In september ondertekenden meer dan 200 organisaties, waaronder Amnesty International, een open brief waarin zij de plannen van de Europese Commissie bekritiseerden. Zij stelden dat dergelijke hubs kunnen leiden tot detentie in kampen buiten controle van de overheid, zonder wettelijke waarborgen. De EU-agentschap voor Fundamentele Rechten benadrukt dat dergelijke centra geen “juridische vakuums” mogen zijn en onder strikte, onafhankelijke controle moeten staan.

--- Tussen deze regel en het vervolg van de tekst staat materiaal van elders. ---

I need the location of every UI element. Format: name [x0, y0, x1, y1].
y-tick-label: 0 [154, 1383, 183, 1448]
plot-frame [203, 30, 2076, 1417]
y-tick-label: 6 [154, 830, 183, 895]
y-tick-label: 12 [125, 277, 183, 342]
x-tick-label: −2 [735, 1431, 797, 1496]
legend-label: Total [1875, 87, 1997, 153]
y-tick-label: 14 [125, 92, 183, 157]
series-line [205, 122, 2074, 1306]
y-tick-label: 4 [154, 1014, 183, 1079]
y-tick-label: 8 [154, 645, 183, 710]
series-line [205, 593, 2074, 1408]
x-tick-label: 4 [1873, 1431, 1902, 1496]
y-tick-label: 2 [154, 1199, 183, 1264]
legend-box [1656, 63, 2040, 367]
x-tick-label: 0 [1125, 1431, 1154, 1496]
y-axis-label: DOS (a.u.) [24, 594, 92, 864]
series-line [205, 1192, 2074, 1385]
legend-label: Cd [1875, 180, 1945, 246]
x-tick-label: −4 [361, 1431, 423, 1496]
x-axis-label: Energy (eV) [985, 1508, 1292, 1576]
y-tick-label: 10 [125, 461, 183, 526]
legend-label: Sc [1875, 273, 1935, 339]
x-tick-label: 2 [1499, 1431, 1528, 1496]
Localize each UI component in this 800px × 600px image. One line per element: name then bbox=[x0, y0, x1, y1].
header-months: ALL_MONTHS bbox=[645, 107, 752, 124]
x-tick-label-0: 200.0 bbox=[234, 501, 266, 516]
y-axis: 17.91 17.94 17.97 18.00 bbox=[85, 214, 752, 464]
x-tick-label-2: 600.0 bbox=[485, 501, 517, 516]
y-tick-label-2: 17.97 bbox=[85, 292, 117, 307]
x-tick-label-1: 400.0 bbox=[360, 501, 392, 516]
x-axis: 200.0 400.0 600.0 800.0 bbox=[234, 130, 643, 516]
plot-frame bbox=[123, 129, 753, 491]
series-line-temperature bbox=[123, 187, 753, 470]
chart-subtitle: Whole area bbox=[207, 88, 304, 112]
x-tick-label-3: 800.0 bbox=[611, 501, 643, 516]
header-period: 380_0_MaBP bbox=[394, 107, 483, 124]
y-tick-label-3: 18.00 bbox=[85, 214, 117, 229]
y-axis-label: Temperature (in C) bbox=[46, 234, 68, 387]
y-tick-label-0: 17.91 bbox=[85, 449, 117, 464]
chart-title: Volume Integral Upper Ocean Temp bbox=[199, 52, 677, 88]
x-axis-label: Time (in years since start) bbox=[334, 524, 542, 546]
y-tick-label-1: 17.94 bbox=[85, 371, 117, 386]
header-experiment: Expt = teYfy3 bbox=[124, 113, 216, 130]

Financiën, Open Vragen en Toekomstperspectieven
Beide Oostenrijkse documenten en het EU-voorstel laten vragen onbeantwoord, zoals de financiering en de controlemechanismen. Het document geeft aan dat de faciliteiten “open” moeten zijn en dat partnerlanden zich moeten aansluiten bij mensenrechtenstandaarden. Hoeveel de Oostenrijkse overheid bereid is te investeren, blijft onduidelijk. Volgens Lukas Gahleitner-Gertz van het Oostenrijkse NGO Asylkoordination zal de implementatie waarschijnlijk worden uitgesteld door de huidige bezuinigingsmaatregelen.
Het document wijst er echter op dat Uganda slechts het begin zou zijn. Het project wordt beschreven als een “pilot” en er wordt gesproken over meer “innovatieve en wederzijds voordelige ideeën” die gevolgd zullen worden.